Ces choix limités sont appelés « restrictions » dans le décret présidentiel, qui stipule que les travailleurs doivent avoir accès à des rendements plus élevés sur le marché privé. Par conséquent, le département du Travail est invité à faire preuve d’une plus grande souplesse dans son interprétation des obligations fiduciaires de diligence dans le cadre de l’ERISA.
« L’interprétation de cette loi détermine le niveau de risque que les gestionnaires de 401(k) peuvent prendre », explique M. Ballou. « S’ils sont protégés de toute responsabilité, ils s’inquiéteront moins des projets risqués, car les conséquences seront limitées en cas de problème. » Selon lui, le produit de capital-investissement lui-même n’a pas changé. « Un autre groupe de décideurs politiques est en train d’adopter ces produits et d’adapter la définition de la prudence en conséquence. »
Fonds zombies
Les comptes 401(k) américains détiennent environ 12 000 milliards de dollars, soit bien plus que le total des actifs mondiaux de capital-investissement. « Les placements en capital-investissement ont désormais atteint leur maturité en tant que classe d’actifs et offrent d’excellents rendements à long terme, ce qui est une bonne nouvelle pour les Américains », déclare Simon Tang, responsable pour les États-Unis d’Accelex, un fournisseur de technologies de gestion de données pour les marchés privés.

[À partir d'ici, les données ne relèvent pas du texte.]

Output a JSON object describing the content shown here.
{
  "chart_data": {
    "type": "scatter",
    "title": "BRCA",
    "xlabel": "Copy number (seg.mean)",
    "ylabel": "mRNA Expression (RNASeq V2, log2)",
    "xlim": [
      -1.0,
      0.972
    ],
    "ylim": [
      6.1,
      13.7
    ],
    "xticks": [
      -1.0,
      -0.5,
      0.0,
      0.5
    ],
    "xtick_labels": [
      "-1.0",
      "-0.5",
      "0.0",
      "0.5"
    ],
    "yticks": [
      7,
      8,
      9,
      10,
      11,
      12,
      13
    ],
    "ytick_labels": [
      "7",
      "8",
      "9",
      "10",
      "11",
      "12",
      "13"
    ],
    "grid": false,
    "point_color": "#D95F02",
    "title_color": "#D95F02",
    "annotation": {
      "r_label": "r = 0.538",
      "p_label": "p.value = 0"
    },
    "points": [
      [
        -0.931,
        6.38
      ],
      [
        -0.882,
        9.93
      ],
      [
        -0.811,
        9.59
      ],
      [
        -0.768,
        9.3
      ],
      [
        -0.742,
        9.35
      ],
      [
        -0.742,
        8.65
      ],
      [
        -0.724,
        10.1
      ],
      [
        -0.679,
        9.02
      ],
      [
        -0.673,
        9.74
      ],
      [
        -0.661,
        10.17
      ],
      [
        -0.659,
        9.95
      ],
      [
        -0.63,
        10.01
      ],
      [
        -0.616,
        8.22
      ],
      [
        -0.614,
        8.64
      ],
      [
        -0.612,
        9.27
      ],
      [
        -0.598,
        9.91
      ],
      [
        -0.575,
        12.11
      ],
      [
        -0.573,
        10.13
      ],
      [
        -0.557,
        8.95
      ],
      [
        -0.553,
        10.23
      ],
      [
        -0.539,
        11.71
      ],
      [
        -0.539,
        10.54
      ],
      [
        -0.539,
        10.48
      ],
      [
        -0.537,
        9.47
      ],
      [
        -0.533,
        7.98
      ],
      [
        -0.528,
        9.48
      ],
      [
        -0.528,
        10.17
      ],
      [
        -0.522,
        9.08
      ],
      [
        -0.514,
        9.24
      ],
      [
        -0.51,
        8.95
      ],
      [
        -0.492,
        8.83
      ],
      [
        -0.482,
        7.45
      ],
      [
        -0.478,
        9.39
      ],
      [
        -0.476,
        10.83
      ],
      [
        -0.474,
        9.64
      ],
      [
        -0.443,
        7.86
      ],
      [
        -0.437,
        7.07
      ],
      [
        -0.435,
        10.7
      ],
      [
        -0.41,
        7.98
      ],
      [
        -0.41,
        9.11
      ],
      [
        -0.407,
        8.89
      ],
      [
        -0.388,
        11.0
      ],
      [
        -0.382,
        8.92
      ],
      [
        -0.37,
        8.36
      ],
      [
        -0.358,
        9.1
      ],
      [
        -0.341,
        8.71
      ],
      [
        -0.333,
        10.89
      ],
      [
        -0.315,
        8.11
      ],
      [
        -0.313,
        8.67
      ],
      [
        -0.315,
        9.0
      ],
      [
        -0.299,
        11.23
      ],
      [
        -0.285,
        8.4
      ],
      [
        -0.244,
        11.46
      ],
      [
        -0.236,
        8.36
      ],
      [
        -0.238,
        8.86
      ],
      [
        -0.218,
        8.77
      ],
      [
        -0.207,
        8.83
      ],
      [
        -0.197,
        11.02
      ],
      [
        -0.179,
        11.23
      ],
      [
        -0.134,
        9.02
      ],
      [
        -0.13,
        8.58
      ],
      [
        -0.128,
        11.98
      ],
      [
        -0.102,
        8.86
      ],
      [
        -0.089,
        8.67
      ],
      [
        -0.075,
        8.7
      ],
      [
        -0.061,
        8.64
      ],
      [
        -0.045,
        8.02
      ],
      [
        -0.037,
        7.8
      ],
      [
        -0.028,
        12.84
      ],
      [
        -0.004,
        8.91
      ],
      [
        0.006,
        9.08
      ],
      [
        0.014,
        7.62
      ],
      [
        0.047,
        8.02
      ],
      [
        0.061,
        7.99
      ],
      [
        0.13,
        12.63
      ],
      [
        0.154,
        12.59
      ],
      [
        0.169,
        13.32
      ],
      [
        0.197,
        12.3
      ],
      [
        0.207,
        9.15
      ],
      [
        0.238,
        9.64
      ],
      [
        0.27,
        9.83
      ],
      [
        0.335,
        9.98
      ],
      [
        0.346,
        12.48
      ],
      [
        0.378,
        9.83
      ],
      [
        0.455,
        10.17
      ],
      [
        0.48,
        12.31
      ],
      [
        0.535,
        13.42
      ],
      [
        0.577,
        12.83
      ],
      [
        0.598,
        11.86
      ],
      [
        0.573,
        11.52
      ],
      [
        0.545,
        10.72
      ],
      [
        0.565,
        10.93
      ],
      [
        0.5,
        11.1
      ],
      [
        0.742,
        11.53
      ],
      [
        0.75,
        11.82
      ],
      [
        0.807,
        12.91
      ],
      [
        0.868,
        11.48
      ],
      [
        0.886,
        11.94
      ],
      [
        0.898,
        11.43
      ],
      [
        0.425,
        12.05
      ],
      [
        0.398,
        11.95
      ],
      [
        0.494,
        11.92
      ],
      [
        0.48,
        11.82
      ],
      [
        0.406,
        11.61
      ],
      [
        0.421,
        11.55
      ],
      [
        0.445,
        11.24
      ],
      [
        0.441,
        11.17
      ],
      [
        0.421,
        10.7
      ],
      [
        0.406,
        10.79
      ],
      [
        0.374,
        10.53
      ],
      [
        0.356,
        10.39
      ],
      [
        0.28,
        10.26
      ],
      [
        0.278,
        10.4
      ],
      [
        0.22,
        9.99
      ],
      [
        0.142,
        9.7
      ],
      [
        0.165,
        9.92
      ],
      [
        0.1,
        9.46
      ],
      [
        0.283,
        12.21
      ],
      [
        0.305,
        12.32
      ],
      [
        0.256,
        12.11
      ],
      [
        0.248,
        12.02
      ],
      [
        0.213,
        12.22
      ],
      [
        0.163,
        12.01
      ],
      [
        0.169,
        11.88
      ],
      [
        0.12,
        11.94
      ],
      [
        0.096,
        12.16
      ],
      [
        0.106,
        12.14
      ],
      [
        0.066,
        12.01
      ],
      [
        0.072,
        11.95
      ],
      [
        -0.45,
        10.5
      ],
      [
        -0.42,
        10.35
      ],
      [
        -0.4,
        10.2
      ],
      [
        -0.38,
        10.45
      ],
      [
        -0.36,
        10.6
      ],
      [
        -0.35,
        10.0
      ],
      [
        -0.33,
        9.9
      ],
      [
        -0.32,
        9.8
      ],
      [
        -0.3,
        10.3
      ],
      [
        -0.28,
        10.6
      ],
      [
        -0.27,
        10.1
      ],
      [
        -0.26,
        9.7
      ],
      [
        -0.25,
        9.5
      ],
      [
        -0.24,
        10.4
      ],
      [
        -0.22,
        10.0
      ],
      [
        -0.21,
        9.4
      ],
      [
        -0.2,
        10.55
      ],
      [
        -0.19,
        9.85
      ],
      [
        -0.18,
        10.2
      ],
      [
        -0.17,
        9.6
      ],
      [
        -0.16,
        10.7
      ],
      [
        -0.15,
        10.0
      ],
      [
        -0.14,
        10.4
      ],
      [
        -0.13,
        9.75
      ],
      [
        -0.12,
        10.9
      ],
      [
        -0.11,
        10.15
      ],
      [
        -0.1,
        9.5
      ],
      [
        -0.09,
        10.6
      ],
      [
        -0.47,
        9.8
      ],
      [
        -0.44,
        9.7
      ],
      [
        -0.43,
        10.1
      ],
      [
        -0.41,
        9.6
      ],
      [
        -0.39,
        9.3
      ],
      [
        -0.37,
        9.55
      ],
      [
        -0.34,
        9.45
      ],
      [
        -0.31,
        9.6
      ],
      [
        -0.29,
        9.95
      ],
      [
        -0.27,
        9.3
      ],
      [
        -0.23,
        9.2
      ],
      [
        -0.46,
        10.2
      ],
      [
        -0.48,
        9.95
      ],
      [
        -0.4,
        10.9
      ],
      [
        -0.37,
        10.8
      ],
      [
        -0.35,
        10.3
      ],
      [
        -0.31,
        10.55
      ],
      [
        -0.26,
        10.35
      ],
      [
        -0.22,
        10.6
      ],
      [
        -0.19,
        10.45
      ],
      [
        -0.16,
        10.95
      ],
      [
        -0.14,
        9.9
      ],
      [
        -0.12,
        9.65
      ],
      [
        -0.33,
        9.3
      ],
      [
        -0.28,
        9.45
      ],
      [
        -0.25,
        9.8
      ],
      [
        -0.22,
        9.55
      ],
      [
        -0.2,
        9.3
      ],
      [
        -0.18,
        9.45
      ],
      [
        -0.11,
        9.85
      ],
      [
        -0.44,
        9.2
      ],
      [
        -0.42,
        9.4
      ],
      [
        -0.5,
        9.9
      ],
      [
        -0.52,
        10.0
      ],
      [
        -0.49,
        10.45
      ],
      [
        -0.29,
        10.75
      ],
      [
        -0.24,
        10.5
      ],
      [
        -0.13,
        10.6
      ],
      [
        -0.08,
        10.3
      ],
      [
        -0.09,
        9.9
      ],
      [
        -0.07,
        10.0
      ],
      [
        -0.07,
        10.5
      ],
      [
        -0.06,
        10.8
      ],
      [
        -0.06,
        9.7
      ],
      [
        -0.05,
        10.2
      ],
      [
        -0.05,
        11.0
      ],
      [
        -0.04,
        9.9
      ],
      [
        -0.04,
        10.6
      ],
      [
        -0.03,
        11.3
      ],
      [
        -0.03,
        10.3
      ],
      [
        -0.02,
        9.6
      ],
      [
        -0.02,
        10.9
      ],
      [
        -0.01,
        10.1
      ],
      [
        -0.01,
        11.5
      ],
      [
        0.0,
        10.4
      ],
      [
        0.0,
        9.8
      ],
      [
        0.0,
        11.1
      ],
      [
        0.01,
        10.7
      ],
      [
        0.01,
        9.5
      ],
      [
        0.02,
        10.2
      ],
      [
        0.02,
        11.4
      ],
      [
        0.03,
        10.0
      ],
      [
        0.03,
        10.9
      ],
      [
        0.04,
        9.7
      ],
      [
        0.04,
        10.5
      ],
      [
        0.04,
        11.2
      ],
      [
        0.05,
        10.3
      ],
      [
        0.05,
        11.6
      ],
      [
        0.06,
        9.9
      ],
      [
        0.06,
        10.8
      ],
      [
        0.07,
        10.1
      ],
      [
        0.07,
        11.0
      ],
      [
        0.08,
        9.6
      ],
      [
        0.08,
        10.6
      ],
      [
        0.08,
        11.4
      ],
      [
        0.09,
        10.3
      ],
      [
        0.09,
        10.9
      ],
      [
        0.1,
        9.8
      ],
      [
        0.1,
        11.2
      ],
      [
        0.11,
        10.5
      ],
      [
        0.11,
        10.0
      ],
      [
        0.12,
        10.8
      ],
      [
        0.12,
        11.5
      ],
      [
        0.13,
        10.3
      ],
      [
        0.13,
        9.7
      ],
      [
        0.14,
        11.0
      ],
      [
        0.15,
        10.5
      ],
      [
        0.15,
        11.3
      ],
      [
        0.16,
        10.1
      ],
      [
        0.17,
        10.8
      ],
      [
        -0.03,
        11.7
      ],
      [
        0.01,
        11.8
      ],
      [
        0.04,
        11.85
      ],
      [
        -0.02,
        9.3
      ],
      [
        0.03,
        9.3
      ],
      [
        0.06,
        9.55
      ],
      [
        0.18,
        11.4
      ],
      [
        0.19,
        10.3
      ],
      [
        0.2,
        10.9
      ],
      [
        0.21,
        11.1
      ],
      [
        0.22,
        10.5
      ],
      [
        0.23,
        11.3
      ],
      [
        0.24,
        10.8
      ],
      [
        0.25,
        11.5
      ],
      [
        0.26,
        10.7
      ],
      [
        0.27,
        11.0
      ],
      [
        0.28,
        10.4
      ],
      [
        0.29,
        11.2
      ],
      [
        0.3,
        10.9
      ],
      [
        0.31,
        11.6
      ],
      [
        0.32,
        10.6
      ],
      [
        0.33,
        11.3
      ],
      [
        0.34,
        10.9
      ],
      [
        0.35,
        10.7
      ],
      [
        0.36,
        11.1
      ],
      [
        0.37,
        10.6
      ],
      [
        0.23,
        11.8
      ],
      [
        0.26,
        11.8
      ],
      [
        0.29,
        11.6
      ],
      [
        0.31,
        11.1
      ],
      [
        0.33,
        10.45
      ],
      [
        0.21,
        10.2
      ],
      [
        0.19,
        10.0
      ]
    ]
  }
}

M. Ballou reste toutefois sceptique quant aux bienfaits du décret. À mesure que les sorties deviennent plus difficiles et que le nombre de fonds dits « zombies » augmente – où les gestionnaires se vendent des entreprises à eux-mêmes –, il craint que les apports privés ne servent principalement à soutenir un secteur en difficulté. « Dans les années 1920, les petits investisseurs américains ont acheté des produits opaques sans aucune information », explique-t-il. « Cela s’est mal terminé. La question est de savoir si, maintenant que cela s’appelle « démocratisation », les choses se dérouleront différemment.